Co-occurrence matrices

A co-occurrence matrix is a simple, powerful way of displaying and analysing results from card sorts. It shows how often participants group each card in a card sorts pack with each of the other cards.

In the example below, the numbers around the edges of the matrix are the numbers of the cards sorted by respondent 1. There were ten cards in the pack. This respondent used a different criterion for each sort (e.g. with a pack about drinking vessels, the criteria could be ‘whether it has a handle’, ‘what drink you’d have in it’, ‘what it’s made of’ etc).

The numbers in the inner rows and columns show the number of times respondent 1 grouped put two cards in the same group, i.e. the cards co-occurred. Card 1 and card 2 were grouped together in the same group twice, card 1 was grouped with card 3 four times, cards 1 and 4 co-occurred twice, and so on.

Co-occurrence matrix for respondent 1

One important advantage of using co-occurrence matrices to analyse card sorts is that the co-occurrence is based purely on how often two cards are put in the same group; this approach doesn’t involve the names of the groups, or the sorting criteria. So you could analyse card sorts done by someone speaking a language you didn’t understand, or by someone who couldn’t speak at all.

Co-occurrence matrices allow you to pool results across respondents. You can simply add up the co-occurrence matrices for different respondents to produce a pooled matrix, as in the example below.

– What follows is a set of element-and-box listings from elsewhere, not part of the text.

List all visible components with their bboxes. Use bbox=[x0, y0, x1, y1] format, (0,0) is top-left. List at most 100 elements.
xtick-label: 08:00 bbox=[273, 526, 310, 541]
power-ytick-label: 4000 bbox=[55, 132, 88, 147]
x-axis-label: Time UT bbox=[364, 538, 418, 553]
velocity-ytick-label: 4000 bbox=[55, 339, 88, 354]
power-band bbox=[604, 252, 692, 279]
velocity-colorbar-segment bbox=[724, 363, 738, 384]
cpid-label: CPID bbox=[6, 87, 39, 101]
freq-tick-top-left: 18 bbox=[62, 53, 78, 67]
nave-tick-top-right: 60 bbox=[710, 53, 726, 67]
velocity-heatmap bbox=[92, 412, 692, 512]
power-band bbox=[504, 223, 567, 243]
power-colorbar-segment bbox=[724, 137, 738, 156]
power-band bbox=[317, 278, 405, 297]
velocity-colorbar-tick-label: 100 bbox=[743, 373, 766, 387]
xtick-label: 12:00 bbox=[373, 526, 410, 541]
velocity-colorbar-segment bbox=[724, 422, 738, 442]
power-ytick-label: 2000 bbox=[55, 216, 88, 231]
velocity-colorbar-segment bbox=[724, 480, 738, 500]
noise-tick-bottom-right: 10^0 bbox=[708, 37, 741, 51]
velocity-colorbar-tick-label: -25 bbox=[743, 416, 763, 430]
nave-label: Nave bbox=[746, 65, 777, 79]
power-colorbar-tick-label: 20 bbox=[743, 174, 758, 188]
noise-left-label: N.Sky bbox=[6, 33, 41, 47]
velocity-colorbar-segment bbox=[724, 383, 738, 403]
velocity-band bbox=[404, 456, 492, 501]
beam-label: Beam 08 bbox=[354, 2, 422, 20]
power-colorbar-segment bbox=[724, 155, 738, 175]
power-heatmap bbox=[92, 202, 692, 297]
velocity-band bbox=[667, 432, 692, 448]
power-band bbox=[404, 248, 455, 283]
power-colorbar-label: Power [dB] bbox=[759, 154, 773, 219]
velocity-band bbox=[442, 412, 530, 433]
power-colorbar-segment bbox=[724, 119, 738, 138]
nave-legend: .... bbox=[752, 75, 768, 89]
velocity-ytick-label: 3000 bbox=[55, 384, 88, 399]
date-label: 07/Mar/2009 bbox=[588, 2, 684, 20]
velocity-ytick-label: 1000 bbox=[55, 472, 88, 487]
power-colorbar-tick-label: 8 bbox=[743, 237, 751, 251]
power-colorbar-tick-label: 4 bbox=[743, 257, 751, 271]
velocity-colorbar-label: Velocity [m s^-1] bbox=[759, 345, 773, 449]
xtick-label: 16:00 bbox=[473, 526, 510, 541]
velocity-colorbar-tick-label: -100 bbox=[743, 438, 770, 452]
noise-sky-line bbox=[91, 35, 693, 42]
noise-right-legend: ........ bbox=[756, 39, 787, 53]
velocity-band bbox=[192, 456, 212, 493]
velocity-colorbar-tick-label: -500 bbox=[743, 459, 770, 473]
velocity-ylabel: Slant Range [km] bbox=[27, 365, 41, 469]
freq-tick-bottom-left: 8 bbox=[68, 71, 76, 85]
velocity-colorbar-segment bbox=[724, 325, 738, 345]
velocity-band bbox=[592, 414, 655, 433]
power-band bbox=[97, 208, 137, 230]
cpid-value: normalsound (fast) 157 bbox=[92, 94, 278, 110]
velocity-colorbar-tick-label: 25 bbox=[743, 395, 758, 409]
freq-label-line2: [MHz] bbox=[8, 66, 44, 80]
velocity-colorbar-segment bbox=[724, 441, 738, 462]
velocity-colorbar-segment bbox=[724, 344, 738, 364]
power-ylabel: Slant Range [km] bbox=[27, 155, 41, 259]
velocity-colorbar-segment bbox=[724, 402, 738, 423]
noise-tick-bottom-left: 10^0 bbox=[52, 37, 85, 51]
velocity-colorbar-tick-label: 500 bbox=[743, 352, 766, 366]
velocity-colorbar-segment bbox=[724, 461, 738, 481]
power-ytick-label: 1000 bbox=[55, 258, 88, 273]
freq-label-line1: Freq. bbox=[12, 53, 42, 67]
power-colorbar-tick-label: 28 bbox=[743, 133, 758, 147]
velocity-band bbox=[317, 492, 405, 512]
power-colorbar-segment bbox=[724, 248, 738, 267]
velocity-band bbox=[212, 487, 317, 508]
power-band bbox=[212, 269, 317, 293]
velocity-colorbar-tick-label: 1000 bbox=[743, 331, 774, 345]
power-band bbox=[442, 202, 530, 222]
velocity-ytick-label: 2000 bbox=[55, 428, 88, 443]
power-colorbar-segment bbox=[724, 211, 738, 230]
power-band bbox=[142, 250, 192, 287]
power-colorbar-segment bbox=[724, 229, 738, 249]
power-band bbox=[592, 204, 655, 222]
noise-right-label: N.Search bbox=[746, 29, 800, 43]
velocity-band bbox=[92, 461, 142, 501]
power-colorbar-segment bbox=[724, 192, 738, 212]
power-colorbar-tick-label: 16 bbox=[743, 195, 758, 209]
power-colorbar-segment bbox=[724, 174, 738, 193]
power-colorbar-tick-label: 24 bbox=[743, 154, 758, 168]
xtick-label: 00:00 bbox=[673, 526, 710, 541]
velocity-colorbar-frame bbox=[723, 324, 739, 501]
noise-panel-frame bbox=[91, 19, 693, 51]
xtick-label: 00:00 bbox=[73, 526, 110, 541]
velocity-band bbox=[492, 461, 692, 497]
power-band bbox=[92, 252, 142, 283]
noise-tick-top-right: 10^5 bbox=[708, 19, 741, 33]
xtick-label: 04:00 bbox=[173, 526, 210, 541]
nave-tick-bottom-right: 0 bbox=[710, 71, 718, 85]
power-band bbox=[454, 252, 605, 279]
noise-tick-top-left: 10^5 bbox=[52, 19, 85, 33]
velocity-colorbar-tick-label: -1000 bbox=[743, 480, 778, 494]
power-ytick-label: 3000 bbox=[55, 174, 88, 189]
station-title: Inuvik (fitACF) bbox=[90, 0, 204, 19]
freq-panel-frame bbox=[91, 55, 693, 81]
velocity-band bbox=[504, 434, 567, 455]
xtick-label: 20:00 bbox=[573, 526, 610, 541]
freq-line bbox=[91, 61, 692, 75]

Pooled co-occurrence matrix: values summed for respondents 1-5

The pooled co-occurrence matrix shows you the extent of agreement or disagreement between respondents about similarities and differences between cards. Some cards were often grouped together by respondents (e.g.  card 1 and card 5, with 18 co-occurrences), but other cards were grouped together far less frequently (e.g. cards 3 and 6, with 4 co-occurrences). This can be used as a measure of semantic distance, or in commercial settings can be used to identify nearest competitors.

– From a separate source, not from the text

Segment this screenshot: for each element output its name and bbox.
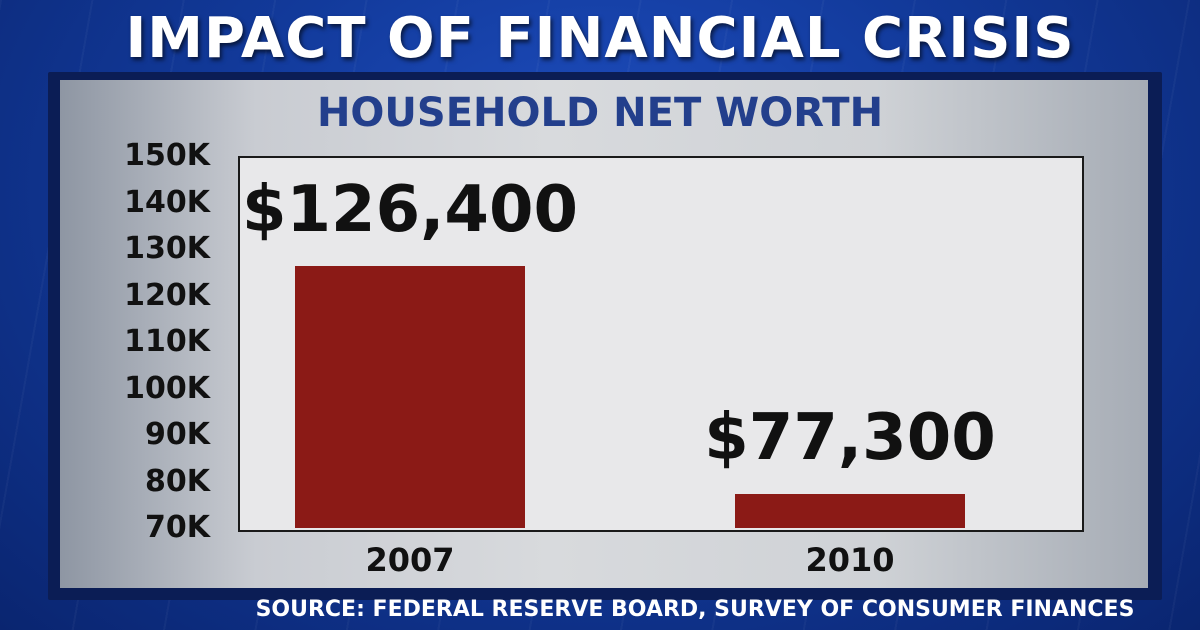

You could also produce co-occurrence matrices to compare responses between sub-groups of respondents e.g. males and females, or between medical researchers and clinicians.

Another approach is to use card sorts projectively (e.g. asking one group of respondents to sort as if they were members of another specified group) and then to use co-occurrence matrices to find out how well the projective group were able to imagine how the other group would perform the sorts. For instance, you could ask designers to sort images of products as if they were the intended users for a new product, or you could ask male respondents to perform sorts as if they were female respondents.